It's a sad fact for almost all authors that sometimes their writing gets stalled. We usually call it Writers' Block. Or we talk about the Muse having deserted us.
Writers tend to whip themselves unmercifully, especially when they aren't being productive. No matter how they rationalize, re-frame or euphemize, they are really blaming themselves. Nothing feels more helpless to a writer, because when writing is blocked, productivity dies. A physician doesn't say, "My Muse has left me today", but there's a reason. He is calling upon his accumulated knowledge more than on new insight. A runner doesn't claim his legs just won't work today. Because they will. They might not be up to top speed, but they move. But when a writer is blocked, the brain just isn't making the connections that allow work to flow.
Mental creativity is a very different activity. Other things, like a base of accumulated knowledge, are required for new creativity, but usually the formulation of new fiction has to come from a different part of the brain. And all kinds of things can interrupt or interfere. All writers run into the problem in some form or another, and they all fear it. Getting around it, over it, under it, or through it can be simple, or it can be a monumental struggle.
Writing is one of the most difficult jobs a person can do. In the initial phase of a writer's career, she often feels the free flow of new ideas, the amazing exhilaration that comes along with a new story, characters who jump to life on the page, and a setting that gains reality even as the words come out- it often seems so easy. The author believes in her own genius (she should, because it's real). But she doesn't know, and probably can't grasp at this moment that she has just been suckered in to the most difficult job she will ever try to do.

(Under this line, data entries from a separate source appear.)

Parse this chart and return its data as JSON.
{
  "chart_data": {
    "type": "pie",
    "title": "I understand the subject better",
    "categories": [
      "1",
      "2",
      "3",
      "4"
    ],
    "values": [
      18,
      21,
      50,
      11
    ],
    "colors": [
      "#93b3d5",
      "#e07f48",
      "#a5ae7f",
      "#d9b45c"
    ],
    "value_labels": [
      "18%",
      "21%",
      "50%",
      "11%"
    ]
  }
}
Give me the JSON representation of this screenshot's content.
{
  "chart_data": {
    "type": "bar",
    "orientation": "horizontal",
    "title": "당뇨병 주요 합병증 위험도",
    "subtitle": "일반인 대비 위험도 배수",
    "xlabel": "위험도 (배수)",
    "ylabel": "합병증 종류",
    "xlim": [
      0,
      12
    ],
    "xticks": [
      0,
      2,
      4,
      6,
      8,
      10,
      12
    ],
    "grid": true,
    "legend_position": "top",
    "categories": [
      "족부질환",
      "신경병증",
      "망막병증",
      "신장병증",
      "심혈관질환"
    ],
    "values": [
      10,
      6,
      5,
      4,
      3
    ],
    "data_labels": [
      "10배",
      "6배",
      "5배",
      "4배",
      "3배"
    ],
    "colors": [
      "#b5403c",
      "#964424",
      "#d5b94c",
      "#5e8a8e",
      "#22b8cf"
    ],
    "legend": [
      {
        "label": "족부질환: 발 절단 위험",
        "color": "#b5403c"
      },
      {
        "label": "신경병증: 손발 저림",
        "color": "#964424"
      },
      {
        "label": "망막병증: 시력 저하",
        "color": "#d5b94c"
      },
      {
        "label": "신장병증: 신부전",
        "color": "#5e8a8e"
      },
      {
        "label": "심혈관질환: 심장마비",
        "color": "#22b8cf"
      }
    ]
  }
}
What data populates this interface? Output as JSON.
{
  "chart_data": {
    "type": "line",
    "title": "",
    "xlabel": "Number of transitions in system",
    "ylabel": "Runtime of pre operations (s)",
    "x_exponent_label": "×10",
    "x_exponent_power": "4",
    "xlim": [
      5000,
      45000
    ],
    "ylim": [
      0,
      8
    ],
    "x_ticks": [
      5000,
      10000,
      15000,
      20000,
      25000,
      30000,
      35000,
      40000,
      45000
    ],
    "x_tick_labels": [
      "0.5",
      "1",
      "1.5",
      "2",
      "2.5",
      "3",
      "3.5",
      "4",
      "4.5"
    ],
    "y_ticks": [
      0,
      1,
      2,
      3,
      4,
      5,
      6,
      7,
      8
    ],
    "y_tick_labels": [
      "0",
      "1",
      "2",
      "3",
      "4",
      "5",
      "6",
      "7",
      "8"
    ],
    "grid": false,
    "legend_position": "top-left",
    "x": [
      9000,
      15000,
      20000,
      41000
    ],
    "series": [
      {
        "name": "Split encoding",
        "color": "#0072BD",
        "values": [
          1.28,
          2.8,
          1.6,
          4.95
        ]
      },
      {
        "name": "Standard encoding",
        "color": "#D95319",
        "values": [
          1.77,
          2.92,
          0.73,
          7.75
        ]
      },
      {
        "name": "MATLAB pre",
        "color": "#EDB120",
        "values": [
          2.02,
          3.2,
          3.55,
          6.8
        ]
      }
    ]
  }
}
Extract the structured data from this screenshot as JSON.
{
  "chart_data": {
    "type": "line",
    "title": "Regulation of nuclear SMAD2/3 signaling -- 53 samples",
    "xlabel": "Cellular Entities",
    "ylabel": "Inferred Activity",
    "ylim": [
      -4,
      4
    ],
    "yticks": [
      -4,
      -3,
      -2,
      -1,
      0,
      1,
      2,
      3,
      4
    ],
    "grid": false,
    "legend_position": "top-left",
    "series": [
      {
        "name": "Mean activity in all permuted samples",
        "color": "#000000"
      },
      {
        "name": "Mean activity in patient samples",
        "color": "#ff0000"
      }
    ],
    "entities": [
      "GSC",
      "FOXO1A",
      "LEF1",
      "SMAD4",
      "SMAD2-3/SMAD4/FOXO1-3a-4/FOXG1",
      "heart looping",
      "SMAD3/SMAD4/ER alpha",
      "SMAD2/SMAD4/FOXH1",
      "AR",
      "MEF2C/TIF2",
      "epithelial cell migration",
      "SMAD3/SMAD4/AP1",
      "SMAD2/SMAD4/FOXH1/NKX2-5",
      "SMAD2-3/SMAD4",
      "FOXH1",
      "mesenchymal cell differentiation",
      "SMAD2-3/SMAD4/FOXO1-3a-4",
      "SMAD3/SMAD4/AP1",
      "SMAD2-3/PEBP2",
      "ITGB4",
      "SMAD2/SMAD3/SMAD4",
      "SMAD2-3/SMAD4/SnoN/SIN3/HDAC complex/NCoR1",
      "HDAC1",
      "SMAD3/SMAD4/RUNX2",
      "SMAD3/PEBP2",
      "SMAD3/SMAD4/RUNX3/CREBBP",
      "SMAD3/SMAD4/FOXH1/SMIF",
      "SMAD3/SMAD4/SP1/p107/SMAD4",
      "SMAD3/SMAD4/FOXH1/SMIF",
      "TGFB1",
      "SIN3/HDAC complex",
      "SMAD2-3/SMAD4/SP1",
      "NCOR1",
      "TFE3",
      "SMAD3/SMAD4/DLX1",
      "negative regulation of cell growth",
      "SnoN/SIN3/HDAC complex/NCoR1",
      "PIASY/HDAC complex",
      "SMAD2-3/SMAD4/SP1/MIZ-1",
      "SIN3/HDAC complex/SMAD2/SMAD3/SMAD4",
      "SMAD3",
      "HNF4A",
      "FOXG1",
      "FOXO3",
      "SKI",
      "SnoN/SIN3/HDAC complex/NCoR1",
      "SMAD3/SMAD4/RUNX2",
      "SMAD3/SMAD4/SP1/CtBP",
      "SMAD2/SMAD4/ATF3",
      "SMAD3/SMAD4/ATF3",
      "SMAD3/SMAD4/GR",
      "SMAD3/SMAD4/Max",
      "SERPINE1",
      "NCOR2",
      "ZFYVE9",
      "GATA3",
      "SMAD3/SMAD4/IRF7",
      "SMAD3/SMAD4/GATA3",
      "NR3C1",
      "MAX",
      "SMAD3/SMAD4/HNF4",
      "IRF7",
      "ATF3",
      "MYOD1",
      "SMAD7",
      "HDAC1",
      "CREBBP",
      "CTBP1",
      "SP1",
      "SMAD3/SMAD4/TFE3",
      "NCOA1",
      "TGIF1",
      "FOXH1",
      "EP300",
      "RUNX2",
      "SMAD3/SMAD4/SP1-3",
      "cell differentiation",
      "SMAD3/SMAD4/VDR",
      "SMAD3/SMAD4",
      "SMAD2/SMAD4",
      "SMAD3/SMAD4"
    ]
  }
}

Soon she'll reach the hard part. Soon she'll learn her first wonder-creating efforts are full of flaws-- naive writing, plot inconsistencies, characters without motivation, or other things that could make her story a financial success. (Discounting those few authors who actually do sell their first story right away, of course.) She'll begin to realize there is no such thing as a perfect story, and yet she must always strive to reach perfection.
But she's hooked. She sets herself on a course to learn to write better. She takes courses, attends workshops, reads books, studies other authors, meets with and shares experiences with other authors. She now is learning the actual craft of writing, which takes her creativity to new heights.
When she really starts to get good is when she discovers the work getting harder. Nothing wrong with that. But she may also feel like her ideas are drying up. Probably not. More likely, she has learned to discard the initial ones that are the easy way out- the trite solutions. She's learned not to manipulate her characters into doing something abnormal for them just because she wants them to do it. She now plots more carefully, more accurately, and doesn't just stick in a scene, because she now knows a scene must be a logical consequence of previous action, not just another event.
All of this is harder. Just plain harder. Now that beautiful, euphoric glow of creativity must co-exist with hard core, down-to-earth writing skill and technique. She's reached the point where she understands that good story telling is hard work.
This is when she will run into real problems and few solutions. She feels like the beautiful creativity has dried up. She starts battering herself with her own insecurities. Is she a has-been? Did she never 'have it' in the first place? She feels like a fraud, because she should be producing, but isn't.
Usually this is also the point when outside influences can interfere more. Most writers have many other obligations and distractions. Their multi-tasking abilities could already be taxed to the limit, when here comes one more. Concentration wanes. New ideas just don't come. Self flagellation increases.
The reality: Creative work is different from other kinds of work. As we learn and hone new skills to create better and better work, we are setting ever higher standards for ourselves. We can't accept the work we did when we were first beginning because now we know how to do better. We must now aim for higher, better goals. Those easy solutions we found when we were so ignorant are no longer acceptable. Now we strive not just for a story but for THE story, the best story.
And finding the best story is hard. It's simply not the same thing. Our writing job has changed. If writing is easy, then we need to be wary of it. It may not be the best we can do. The trite plot solution is the one that's easy to find. Anyone could think of it. It's the first thing that pops into a person's mind. Sometimes it's exactly the right solution. That's fine. But a book full of easy, trite solutions is of little interest. The answers that are hard to find are often the ones that give a book its unique twist and make it exciting.
When a story suddenly comes to a grinding halt, it's not because the author has lost her ability to create. Instead, she has reached a point of opportunity. It's her chance to dig very deep, work very hard, to find the one thing that will take her story out of the realm of the ordinary. It's her chance to find the magic world that really is her own creation, to find the unique and unexpected twist that takes her story beyond the boundaries of ordinary living into the extraordinary world fiction readers want.
So when you reach an insurmountable block in your writing, look at it as an opportunity. Time to work really, really hard, to dig, explore, search, experiment. Give yourself permission to try things that won't work, so you can study those and see if they subtly point to the path of something that might lead you to yet another path, knowing that each path, though it may not take you where you want to go, will show you something else that might change everything.
If story-telling were easy, anyone could do it. And no one would care.